Taken from http://dao.mit.edu/8.231/BZandRL.pdf

BCC

In real space, it has a simple cubic lattice with one basis in the centre. Total number of atoms per unit cell = 2. Volume of primitive unit cell is then $\frac{1}{2}a^3$.

In reciprocal space, BCC becomes an FCC structure. It has a simple cubic lattice of length $\frac{2\pi}{a}$ with 4 atoms in total. Why is the total volume then $4 \left(\frac{2\pi}{a}\right)^3$ and not $\frac{1}{4}\left(\frac{2\pi}{a}\right)^3$?

FCC
In real space, it has a simple cubic lattic with 3 basis. Total number of atoms per unit cell = 4. Volume of primitive unit cell is then $\frac{1}{4}a^3$.
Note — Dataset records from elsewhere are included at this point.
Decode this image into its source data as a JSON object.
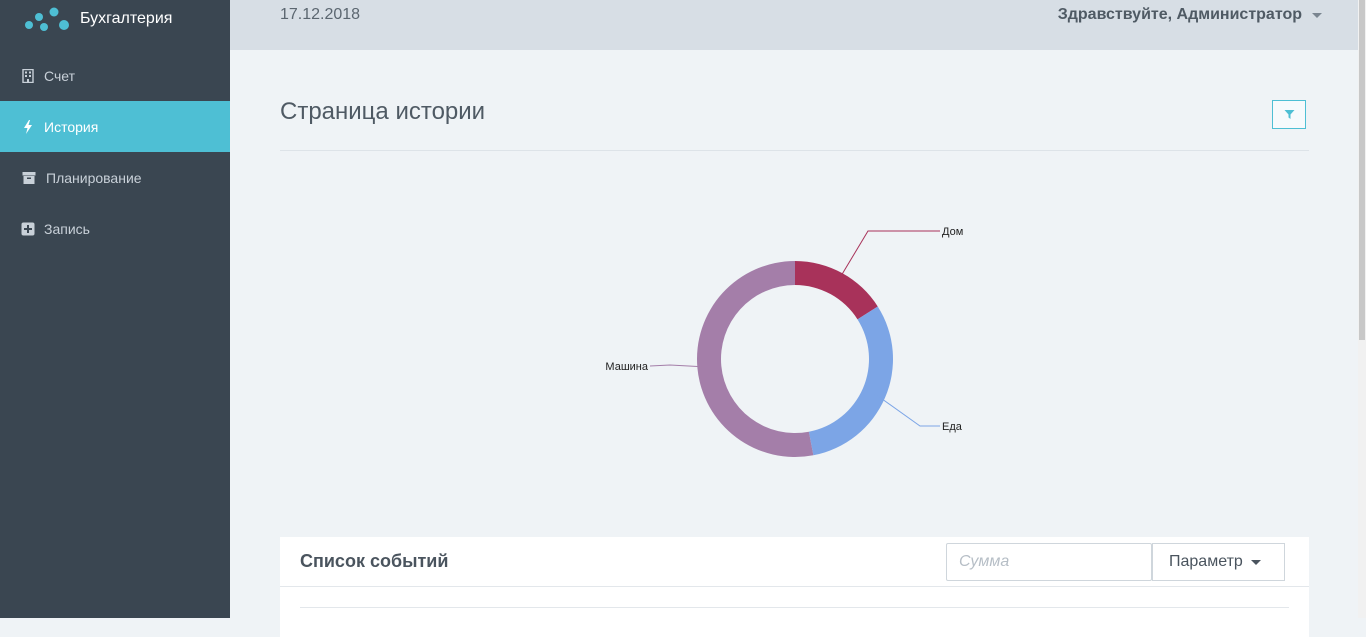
{
  "app": {
    "name": "Бухгалтерия"
  },
  "sidebar": {
    "items": [
      {
        "label": "Счет",
        "icon": "building-icon",
        "active": false
      },
      {
        "label": "История",
        "icon": "bolt-icon",
        "active": true
      },
      {
        "label": "Планирование",
        "icon": "archive-icon",
        "active": false
      },
      {
        "label": "Запись",
        "icon": "plus-square-icon",
        "active": false
      }
    ]
  },
  "header": {
    "date": "17.12.2018",
    "greeting": "Здравствуйте, Администратор"
  },
  "page": {
    "title": "Страница истории",
    "filter_icon": "filter-icon"
  },
  "chart_data": {
    "type": "pie",
    "variant": "donut",
    "title": "",
    "labels": [
      "Дом",
      "Еда",
      "Машина"
    ],
    "values": [
      16,
      31,
      53
    ],
    "colors": [
      "#a8325a",
      "#7ca5e6",
      "#a47ea9"
    ]
  },
  "events": {
    "title": "Список событий",
    "sum_placeholder": "Сумма",
    "param_label": "Параметр"
  },
  "colors": {
    "sidebar_bg": "#3a4651",
    "accent": "#4ebfd4",
    "topbar_bg": "#d7dee5",
    "content_bg": "#eff3f6"
  }
}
In reciprocal space, FCC becomes a BCC structure. It has a simple cubic lattice of length $\frac{2\pi}{a}$ with 2 atoms in total. Why is the total volume then $2 \left(\frac{2\pi}{a}\right)^3$ and not $\frac{1}{2}\left(\frac{2\pi}{a}\right)^3$?

2. Jun 2, 2015

### nasu

What is the the magnitude of the unit vectors of the reciprocal lattice? I don't think the size of the reciprocal cube for BCC is 2pi/a.